First stage flight concluded with Booster Engine Cutoff (BECO), four minutes and 9.7 seconds after launch, with the RD-180 shutting down as it approached propellant exhaustion. Stage separation occurred six seconds after cutoff, with the RL10 beginning its prestart sequence.
Centaur ignition took place ten seconds after staging, commencing the first of two planned burns for the second stage.
This first burn lasted nine minutes and 3.3 seconds, placing the Centaur and its cargo into a parking orbit. About eight seconds into the burn the Atlas V’s payload fairing separated from around the MMS spacecraft at the nose of the rocket.

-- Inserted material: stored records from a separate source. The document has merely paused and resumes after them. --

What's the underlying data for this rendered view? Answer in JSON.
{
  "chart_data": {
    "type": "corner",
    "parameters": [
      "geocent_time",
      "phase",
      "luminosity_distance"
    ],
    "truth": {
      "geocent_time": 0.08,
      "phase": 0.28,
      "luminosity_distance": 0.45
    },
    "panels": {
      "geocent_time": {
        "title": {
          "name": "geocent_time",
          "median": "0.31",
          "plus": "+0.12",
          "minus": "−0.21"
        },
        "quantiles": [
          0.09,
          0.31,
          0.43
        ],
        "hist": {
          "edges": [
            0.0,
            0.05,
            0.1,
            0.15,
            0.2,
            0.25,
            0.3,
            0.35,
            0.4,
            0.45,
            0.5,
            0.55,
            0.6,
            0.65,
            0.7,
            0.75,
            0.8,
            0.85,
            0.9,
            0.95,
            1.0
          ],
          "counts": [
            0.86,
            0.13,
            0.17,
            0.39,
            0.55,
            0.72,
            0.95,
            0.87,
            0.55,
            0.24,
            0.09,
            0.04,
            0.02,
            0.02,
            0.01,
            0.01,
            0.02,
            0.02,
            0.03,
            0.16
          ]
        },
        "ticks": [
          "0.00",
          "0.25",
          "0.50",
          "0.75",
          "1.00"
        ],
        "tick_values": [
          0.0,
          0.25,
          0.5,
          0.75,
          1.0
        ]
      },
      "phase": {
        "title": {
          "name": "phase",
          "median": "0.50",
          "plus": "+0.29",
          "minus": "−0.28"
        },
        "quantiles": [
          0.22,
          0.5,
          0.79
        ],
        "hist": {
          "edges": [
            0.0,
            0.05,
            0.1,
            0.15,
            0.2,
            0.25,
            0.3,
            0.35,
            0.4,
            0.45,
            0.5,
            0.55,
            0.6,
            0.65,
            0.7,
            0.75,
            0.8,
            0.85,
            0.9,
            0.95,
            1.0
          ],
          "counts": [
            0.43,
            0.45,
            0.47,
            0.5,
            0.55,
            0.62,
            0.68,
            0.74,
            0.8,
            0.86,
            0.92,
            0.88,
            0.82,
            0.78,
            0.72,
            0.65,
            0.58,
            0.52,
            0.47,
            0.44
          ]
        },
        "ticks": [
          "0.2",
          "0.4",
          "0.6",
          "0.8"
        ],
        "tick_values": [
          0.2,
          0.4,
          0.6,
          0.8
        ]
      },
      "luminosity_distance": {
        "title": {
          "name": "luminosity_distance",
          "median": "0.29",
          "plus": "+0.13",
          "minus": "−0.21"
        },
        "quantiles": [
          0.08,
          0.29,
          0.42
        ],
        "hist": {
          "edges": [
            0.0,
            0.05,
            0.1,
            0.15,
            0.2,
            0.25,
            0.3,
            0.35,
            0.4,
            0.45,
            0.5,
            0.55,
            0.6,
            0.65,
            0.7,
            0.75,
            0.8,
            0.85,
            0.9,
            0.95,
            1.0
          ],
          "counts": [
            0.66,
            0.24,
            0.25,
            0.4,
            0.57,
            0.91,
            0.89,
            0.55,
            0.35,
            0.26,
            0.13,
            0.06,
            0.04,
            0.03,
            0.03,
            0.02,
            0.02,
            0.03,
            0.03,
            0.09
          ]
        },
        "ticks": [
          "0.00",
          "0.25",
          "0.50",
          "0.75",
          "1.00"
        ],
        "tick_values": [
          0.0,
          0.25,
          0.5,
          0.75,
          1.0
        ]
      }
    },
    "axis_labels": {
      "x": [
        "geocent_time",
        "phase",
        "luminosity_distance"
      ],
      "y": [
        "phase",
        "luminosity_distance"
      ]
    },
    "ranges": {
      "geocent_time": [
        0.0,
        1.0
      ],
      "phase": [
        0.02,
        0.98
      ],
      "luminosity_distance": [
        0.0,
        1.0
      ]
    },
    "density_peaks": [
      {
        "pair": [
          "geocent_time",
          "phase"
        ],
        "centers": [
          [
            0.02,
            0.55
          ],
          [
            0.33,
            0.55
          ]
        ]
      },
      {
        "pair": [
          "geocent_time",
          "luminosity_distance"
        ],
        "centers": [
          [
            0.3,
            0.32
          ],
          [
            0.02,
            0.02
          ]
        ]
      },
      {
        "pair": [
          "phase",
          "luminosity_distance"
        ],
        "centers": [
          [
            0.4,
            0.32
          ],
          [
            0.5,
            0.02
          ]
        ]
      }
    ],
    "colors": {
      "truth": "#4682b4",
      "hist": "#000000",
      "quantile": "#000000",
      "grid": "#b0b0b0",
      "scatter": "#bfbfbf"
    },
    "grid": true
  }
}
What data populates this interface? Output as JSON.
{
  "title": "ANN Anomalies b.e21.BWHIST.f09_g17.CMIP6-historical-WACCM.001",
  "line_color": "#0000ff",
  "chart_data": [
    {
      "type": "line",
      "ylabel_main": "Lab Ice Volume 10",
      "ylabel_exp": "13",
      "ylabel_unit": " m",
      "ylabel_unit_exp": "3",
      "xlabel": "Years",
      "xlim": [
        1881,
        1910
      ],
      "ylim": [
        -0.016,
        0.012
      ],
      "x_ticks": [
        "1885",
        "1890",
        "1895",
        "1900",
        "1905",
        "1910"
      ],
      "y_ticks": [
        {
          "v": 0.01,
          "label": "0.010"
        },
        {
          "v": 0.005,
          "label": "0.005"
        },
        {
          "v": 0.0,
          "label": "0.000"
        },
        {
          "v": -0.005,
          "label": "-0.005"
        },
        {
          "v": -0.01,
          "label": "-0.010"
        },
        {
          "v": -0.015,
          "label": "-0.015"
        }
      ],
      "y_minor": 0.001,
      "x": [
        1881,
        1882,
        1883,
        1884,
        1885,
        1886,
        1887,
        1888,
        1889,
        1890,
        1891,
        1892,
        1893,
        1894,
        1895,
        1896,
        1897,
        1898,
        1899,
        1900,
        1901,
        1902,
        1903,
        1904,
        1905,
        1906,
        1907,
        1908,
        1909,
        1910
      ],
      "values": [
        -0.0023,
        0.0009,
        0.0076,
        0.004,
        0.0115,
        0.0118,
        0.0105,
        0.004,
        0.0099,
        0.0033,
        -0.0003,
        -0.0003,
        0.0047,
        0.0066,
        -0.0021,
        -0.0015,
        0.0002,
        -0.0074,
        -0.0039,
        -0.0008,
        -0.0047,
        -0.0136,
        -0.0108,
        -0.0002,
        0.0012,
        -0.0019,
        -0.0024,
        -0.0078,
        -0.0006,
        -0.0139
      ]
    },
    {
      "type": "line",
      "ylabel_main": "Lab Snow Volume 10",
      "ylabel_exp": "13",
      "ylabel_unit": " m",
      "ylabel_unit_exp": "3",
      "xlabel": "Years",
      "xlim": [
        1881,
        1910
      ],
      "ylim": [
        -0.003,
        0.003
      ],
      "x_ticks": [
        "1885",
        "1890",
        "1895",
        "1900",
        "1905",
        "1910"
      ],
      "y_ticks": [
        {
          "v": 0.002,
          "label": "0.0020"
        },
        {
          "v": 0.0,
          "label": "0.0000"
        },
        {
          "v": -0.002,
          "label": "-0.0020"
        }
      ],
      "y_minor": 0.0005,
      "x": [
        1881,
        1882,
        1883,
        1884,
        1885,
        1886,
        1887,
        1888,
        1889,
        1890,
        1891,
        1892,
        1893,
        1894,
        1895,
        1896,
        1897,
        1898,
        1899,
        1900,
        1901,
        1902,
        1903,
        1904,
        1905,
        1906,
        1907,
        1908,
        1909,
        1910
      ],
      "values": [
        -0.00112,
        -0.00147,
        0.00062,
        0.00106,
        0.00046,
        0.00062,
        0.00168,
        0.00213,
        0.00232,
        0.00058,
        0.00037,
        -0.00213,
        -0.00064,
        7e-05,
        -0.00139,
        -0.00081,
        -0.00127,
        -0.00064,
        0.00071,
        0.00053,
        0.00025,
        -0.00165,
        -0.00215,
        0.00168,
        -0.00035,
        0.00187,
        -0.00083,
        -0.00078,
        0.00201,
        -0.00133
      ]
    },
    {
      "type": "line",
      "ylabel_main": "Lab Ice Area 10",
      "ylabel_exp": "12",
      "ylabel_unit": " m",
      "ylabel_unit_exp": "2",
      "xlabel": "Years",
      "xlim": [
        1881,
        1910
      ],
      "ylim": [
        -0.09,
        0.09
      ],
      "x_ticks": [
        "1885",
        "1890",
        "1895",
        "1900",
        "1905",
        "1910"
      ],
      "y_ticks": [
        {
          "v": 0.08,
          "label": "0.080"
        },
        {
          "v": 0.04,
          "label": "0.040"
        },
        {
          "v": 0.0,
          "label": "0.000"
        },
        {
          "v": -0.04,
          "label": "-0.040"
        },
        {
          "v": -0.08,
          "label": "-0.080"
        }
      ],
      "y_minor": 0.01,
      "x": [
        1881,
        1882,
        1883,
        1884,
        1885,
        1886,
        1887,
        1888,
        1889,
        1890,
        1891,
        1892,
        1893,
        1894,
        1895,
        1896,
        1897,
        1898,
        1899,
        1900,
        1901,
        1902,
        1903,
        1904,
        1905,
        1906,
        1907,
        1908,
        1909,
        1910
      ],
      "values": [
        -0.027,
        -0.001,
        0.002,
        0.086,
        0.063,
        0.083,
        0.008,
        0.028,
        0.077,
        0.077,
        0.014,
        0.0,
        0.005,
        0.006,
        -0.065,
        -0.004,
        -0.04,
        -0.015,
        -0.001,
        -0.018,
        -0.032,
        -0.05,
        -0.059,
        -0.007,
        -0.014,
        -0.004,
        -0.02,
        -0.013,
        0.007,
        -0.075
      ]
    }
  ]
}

The burn was followed by a fifty-nine minute and 0.8 second coast phase before the RL10 restarted for its second and final burn of the mission.
This five-minute, 41.5-second burn established the initial deployment orbit for the MMS spacecraft, which separated at five minute intervals beginning fourteen minutes after the end of the final burn.
The target orbit for Thursday’s mission was an elliptical trajectory with a perigee of 585 kilometres (364 miles, 316 nautical miles), an apogee of 70,165 km (43,598 mi, 37,886 nmi), at an inclination of 28.77 degrees. From there the spacecraft will raise themselves into their operational orbits.
The second Atlas V mission of 2015 following January’s deployment of MUOS-3, Thursday’s launch was the twelfth of year worldwide – including the Vega launch in February which was not catalogued as an orbital mission despite the upper stage briefly reaching a low Earth orbit.
It is the fifth launch of the year from Cape Canaveral, following the previous Atlas V and three SpaceX Falcon 9 missions.
United Launch Alliance will next be in action towards the end of the month, with a Delta IV rocket carrying the GPS IIF-9 navigation satellite into orbit. The Atlas will make its next flight in May carrying the US Air Force’s AFSPC-5 payload, widely expected to be the fourth mission for the X-37B spaceplane.